Especially in the developing world, there is often little or no standardization of care. Many countries are simply doing what they can to provide safe shelters for survivors and do not have the resources for the other important components of restorative care like therapy, education, or job opportunities. While trauma-informed care is critical for the mental well-being of survivors, many countries do not possess the resources or ability to provide it.

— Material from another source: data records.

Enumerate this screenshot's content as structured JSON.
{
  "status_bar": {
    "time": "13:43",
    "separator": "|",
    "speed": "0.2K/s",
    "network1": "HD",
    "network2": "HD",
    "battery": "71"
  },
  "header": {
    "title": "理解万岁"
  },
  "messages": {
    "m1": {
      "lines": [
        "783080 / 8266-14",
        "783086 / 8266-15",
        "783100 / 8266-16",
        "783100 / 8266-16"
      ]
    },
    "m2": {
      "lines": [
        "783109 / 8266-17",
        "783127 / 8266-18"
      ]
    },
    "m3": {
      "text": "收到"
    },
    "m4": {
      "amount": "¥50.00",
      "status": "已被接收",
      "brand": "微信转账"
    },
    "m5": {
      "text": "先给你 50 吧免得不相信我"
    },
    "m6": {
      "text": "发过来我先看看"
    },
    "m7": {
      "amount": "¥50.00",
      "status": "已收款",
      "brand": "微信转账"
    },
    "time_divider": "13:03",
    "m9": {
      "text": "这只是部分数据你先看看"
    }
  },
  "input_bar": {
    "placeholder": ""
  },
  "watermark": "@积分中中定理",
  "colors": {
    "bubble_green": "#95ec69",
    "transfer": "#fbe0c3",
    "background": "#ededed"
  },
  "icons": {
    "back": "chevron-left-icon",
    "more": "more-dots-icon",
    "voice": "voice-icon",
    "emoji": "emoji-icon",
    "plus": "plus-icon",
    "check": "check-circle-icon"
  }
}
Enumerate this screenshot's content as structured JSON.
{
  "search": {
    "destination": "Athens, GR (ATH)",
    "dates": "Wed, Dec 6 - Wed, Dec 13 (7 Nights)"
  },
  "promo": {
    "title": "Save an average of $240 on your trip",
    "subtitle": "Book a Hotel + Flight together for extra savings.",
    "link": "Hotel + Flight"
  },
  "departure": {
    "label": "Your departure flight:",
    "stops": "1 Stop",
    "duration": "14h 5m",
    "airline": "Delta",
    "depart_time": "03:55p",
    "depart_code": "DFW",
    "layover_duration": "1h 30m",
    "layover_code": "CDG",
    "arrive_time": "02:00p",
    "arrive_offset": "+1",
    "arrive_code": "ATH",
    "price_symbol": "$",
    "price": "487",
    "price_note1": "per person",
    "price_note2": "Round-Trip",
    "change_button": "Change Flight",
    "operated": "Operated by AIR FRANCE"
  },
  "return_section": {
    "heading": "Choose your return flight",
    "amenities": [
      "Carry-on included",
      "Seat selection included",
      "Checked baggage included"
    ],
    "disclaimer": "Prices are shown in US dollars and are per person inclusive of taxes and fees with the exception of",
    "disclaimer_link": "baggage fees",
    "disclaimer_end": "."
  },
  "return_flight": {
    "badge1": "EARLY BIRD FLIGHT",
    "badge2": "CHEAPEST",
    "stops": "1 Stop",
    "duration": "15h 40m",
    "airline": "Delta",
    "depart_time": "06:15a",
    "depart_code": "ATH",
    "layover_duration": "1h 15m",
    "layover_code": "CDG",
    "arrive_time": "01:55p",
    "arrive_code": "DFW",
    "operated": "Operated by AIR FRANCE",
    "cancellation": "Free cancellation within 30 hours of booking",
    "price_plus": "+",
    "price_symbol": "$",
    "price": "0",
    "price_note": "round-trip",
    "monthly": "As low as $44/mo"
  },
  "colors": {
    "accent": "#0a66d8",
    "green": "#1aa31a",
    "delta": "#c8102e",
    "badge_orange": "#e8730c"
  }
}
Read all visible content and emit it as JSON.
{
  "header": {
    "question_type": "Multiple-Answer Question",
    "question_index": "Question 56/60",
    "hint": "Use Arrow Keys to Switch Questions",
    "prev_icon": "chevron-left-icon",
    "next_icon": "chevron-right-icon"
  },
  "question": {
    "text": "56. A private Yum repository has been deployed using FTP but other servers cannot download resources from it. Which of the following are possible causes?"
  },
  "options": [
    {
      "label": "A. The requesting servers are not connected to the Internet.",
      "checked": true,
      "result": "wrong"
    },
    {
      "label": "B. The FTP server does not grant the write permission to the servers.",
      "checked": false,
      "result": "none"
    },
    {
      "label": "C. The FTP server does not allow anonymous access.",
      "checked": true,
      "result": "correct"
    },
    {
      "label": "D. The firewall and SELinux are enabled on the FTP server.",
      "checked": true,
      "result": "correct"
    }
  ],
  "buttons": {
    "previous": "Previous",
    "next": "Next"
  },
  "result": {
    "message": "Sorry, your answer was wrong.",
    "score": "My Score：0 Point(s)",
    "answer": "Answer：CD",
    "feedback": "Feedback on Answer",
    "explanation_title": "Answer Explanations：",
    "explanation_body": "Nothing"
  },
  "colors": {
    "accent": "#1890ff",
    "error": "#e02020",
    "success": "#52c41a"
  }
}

Another defeating reality is that many survivors return to situations of exploitation following aftercare services. Because resources are limited and living conditions may not be desirable for adults, for example, some survivors refuse to stay at the shelter, choosing instead to return to vulnerable situations and ultimately back into exploitation. Corruption or abuse can also sometimes be present in shelters, which leads to survivors willfully leaving. Oftentimes, governments will repatriate survivors (especially adults) back to their original countries. These displaced individuals find themselves back in the same at-risk situations that led to being trafficked to begin with.
Aftercare is worth it
To rescue young survivors like Malee from the horrific realities of human trafficking is a significant victory, but to give her the care and tools she needs to walk into her own life with healing, confidence, and a future? That is true freedom.
That is the mindset that has informed Freedom Home, The Exodus Road’s first safe house in Thailand for survivors of human trafficking. Freedom Home provides all of the components of trauma-informed aftercare for human trafficking survivors: shelter and basic needs, therapy, medical care, case management, and life skills training.